With all its flaws, the American health care system was the finest in the world. It was the most innovative, the most advanced, the most adaptable, and the most responsive to the individual needs of patients, and now we are losing it.

The one question I keep hearing is: Well, what do the Republicans propose?

In fact, Republicans have had a comprehensive alternative for years. Spearheaded by Dr. Tom Price of Georgia and Dr. Phil Roe of Tennessee and sponsored by the Republican Study Committee, this package would bring within the reach of all Americans health plans that they could choose according to their own individual needs of their own families, that they could own and that they could control, but this package has never passed the House, and it is high time that it did.

It extends the same tax breaks we currently give to companies to employees so they can afford to buy their own health care, again, according to their own needs.

It expands Health Savings Accounts so people can meet their needs with pretax income.

It restores to people the freedom to shop across State lines to find the best policies to suit their needs.

It restores flexibility so that health plans can accommodate people with preexisting conditions while expanding risk pools to provide for those conditions.

It attacks cost drivers like medical liability law that are making health care unaffordable.

It restores pricing flexibility to plans so that a healthy young person can again purchase catastrophic insurance for next to nothing.

It takes the best of the American health care system, preserves it, and corrects its flaws.

Now, I realize the Senate is likely to bury this reform as it has so many, but it is important that the House pass it so the American people can see that there is still hope to save what was once the finest health care system in the world and that it can be again as soon as this fever dream of ObamaCare finally breaks.

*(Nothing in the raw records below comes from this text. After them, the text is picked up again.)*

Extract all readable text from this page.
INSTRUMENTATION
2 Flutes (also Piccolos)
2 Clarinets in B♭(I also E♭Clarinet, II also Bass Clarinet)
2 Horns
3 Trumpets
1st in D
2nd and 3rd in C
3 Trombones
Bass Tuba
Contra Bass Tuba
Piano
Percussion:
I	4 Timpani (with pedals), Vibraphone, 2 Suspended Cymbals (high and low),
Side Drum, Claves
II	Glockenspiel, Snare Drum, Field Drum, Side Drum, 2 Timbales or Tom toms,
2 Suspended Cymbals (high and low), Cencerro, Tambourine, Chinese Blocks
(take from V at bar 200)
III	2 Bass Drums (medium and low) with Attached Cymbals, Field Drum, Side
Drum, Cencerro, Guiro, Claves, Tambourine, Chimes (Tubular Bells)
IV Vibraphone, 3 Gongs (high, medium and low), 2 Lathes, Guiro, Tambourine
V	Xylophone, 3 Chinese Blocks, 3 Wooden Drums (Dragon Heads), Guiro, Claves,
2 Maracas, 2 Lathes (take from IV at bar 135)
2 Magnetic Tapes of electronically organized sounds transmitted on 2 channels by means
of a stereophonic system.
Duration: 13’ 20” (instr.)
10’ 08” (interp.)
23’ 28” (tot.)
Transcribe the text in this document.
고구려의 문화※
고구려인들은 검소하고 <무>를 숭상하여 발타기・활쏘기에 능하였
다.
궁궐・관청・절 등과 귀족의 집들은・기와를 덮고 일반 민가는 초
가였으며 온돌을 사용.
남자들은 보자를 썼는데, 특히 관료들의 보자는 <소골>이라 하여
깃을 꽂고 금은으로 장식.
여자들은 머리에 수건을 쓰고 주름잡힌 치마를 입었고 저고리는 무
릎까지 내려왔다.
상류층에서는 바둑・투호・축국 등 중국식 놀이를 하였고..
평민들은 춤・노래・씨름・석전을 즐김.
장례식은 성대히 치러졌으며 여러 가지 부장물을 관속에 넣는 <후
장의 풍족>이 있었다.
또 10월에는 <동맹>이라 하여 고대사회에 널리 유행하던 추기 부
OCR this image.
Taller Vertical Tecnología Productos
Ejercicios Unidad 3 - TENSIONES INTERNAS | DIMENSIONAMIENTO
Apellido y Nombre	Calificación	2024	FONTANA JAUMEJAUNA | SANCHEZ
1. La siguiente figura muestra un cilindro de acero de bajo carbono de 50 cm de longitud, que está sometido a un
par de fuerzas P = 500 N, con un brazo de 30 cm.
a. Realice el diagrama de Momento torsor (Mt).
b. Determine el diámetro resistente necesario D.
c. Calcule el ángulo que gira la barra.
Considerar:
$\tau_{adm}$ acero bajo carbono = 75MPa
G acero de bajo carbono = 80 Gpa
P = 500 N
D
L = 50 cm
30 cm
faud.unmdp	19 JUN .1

We have just been through a government shutdown because Democrats refused to even consider delaying the ObamaCare train wreck. They got their way, and that train wreck is now upon us. I believe, in coming months, the American people will recognize the urgent warnings that the Republicans tried so desperately to convey, and they will be looking for a way out. We need to blaze that trail now.

For that reason, I ask the House leadership to bring the Republican health care reforms to the floor, to get them to the Senate, and then let the American people decide.

Mr. Speaker, freedom works. It is time we put it back to work.